FM data, encompassing a comprehensive range of information related to facility operations, energy consumption, resource utilization, and waste management, enables organizations to align their practices with sustainable and eco-friendly initiatives. A thorough analysis of this data enables companies to identify areas where energy efficiency can be optimized, resource consumption can be minimized, and waste generation can be reduced, all contributing to the overarching goal of achieving net-zero environmental impact.

C-suite needs to rely on complete, centralized FM data to ensure the company’s sustainability targets are met and foster a culture of responsibility and accountability, promoting environmentally conscious practices.
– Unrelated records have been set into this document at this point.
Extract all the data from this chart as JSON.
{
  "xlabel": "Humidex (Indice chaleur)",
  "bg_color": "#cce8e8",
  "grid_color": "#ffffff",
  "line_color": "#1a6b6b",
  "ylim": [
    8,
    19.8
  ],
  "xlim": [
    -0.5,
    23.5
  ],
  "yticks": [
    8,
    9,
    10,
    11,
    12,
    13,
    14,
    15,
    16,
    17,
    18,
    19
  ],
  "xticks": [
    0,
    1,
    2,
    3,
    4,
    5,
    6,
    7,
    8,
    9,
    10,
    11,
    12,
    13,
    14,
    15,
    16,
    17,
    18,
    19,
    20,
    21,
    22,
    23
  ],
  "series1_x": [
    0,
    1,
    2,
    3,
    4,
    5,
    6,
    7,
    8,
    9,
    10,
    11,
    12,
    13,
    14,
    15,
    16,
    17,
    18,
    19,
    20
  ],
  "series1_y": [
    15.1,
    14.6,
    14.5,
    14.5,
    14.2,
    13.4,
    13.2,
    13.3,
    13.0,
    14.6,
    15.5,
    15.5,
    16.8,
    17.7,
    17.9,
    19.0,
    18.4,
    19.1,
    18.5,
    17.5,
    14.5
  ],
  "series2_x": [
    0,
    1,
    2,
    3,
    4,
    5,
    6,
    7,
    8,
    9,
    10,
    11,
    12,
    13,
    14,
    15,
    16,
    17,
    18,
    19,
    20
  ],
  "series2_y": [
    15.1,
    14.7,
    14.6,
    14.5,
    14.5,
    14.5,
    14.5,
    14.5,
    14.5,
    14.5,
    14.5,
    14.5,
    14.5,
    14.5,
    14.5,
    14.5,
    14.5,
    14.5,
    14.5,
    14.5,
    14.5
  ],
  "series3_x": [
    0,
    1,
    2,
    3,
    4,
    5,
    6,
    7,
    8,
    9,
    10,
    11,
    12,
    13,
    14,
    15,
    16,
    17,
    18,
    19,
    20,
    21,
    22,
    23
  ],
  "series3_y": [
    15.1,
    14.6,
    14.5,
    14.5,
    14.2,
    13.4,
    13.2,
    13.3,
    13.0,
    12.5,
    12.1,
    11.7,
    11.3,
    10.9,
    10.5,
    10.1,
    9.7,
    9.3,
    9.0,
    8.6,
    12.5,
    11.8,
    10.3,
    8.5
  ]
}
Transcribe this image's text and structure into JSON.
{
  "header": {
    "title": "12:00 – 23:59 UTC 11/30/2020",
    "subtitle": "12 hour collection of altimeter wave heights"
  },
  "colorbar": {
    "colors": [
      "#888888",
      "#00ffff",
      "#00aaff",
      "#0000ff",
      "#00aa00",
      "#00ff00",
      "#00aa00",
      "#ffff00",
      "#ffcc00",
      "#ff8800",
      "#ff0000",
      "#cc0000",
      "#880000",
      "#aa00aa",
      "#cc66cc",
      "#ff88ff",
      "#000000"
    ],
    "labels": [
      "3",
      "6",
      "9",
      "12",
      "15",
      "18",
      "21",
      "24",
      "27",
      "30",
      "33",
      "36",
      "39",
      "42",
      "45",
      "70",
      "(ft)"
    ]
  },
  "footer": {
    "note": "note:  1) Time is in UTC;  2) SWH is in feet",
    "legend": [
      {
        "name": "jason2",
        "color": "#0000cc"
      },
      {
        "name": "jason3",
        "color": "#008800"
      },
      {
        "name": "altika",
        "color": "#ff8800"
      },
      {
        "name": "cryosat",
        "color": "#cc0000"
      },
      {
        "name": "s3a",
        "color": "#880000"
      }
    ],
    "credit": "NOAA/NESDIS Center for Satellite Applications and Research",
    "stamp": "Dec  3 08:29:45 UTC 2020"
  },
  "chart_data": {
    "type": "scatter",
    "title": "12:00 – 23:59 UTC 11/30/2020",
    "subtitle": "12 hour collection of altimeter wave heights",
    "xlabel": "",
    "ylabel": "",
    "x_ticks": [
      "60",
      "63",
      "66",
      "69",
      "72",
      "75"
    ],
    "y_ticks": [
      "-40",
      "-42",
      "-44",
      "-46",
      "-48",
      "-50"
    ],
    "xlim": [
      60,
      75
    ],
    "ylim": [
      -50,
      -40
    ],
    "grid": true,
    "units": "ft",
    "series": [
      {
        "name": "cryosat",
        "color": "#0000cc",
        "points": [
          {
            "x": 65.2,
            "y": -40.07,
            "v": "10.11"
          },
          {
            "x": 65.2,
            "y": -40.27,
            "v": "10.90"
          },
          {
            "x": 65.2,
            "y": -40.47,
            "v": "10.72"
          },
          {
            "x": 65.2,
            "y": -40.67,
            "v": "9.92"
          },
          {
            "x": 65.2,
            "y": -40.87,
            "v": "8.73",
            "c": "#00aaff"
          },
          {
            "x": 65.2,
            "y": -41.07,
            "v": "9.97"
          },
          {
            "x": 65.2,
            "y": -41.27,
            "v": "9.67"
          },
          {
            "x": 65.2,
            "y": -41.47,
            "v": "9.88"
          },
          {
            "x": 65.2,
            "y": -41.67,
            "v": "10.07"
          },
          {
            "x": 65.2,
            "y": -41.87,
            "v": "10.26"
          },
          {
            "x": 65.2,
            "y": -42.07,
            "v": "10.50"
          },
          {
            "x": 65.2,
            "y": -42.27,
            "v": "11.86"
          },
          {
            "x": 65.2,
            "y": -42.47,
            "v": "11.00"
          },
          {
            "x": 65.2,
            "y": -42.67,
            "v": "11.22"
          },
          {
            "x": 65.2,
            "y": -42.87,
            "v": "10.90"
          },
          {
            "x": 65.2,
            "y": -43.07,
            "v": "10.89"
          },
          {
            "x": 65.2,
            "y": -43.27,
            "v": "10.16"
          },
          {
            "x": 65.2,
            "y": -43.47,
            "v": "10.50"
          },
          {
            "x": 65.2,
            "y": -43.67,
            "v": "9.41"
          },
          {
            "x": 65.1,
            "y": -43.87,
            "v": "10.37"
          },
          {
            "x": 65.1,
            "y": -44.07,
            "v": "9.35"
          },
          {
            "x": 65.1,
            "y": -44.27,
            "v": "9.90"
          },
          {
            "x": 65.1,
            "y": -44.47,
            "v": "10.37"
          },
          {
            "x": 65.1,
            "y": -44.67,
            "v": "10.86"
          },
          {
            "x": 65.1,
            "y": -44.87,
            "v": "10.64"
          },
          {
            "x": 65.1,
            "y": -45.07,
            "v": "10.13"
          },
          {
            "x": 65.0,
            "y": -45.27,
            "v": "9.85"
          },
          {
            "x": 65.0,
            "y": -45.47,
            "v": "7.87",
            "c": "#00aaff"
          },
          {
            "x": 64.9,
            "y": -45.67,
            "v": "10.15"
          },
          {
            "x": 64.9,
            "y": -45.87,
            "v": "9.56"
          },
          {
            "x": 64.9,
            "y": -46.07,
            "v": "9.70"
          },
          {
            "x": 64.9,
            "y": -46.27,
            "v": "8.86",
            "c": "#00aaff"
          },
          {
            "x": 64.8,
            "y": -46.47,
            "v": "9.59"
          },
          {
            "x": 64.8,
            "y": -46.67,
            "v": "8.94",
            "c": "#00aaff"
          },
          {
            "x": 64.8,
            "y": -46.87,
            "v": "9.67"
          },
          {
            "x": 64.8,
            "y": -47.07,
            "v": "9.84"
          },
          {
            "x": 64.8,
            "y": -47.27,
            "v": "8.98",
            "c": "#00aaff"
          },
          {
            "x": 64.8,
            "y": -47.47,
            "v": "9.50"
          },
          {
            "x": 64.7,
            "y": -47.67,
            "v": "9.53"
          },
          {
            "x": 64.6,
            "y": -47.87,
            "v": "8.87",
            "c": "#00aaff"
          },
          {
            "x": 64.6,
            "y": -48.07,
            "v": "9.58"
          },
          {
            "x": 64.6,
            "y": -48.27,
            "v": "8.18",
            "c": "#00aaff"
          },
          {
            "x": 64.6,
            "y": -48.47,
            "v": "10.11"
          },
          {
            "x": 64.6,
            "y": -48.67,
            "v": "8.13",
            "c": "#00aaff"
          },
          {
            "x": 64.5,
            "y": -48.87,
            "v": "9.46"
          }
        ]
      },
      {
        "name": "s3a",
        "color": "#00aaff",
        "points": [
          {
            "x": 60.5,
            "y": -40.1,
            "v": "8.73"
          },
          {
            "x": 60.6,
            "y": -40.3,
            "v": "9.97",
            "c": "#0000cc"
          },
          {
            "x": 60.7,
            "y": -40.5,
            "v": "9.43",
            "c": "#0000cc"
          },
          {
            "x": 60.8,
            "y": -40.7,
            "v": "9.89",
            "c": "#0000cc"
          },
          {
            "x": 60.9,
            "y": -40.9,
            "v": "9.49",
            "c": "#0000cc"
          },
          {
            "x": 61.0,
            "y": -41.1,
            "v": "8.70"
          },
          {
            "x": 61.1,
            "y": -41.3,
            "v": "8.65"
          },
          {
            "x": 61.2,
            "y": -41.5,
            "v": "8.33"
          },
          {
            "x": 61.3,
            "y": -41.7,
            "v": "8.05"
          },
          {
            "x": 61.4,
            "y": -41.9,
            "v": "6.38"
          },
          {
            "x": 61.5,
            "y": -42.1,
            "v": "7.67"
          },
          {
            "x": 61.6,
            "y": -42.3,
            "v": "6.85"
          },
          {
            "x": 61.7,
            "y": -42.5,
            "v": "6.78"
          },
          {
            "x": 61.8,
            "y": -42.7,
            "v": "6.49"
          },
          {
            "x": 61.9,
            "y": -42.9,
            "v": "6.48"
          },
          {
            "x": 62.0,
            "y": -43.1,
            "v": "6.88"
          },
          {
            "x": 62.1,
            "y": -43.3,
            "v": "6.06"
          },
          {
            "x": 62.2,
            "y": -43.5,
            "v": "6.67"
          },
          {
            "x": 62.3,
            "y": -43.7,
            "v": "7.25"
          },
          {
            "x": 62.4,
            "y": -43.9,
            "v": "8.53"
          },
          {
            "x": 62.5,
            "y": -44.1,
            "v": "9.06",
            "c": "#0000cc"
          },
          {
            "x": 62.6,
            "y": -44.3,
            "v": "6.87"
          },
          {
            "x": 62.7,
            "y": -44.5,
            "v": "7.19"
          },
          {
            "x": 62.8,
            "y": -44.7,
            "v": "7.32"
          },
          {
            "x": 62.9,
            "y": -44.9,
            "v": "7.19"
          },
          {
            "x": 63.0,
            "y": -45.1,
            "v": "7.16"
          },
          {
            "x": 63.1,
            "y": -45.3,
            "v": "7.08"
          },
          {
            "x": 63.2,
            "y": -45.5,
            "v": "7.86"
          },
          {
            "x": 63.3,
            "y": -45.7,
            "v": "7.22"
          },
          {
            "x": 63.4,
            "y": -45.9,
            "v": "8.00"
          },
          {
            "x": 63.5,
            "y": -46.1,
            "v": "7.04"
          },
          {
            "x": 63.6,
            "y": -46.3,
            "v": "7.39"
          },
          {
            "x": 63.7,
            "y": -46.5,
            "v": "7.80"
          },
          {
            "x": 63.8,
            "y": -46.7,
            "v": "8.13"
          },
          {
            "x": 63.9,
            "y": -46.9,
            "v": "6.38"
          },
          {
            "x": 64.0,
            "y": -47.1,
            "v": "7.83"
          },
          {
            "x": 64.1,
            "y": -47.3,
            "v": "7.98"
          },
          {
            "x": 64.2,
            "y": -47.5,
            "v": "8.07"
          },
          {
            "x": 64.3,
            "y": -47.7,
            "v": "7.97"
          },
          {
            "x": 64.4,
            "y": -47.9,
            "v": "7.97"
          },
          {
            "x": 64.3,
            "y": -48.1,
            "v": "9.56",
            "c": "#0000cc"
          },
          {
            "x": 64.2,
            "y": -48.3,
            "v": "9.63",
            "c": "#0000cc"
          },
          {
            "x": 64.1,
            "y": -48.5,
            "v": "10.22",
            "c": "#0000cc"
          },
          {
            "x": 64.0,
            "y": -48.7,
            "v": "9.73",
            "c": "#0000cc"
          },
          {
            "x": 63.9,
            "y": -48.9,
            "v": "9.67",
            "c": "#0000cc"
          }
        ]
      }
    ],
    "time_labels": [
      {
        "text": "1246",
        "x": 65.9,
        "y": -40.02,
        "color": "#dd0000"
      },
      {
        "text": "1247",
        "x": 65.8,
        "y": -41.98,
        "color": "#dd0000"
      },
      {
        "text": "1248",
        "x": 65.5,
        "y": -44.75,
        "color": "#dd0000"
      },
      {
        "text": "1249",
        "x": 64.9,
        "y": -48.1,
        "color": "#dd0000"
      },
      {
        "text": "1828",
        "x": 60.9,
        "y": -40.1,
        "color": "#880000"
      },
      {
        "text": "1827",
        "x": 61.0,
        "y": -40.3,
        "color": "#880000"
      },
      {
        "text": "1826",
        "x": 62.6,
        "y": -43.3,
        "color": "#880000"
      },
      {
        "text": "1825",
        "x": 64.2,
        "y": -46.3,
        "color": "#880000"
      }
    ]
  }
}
Unlocking Facility Management Data with Workplace Technology

Today’s emerging FM platforms are generating data that, more than ever before, can be aggregated in a meaningful way to inform business strategy at a high level — both in terms of managing risk and informing strategic planning. Integrated workplace tools – like holistic workplace experience management platforms – help FMs manage the hybrid office more effectively. Innovative solutions like YAROOMS provide a comprehensive platform for FMs to collect, centralize, and analyze critical workplace data. By harnessing its power, FMs can make data-driven decisions that optimize space utilization, improve the employee experience, and contribute to the overall success of the organization, aligning their strategies with evolving workforce dynamics and preferences. And with that ability to gather source data also comes the technological muscle to create meaningful business analytics and elevate C-suite’s decision-making capabilities.

Wrapping Up

There is a huge opportunity for FMs to take on a pivotal and facilitating role in the evolving landscape of work decisions. As organizations grapple with challenges regarding the how, where, when, and who of work, these decisions hold profound implications for the organization's facilities, demanding continuous review and adaptation as the business landscape evolves. Through their expertise and by leveraging insightful data, FMs have become the linchpin of any organization, helping reduce the friction of work and playing a vital role in steering the decision-making process towards sustainable and seamless work practices.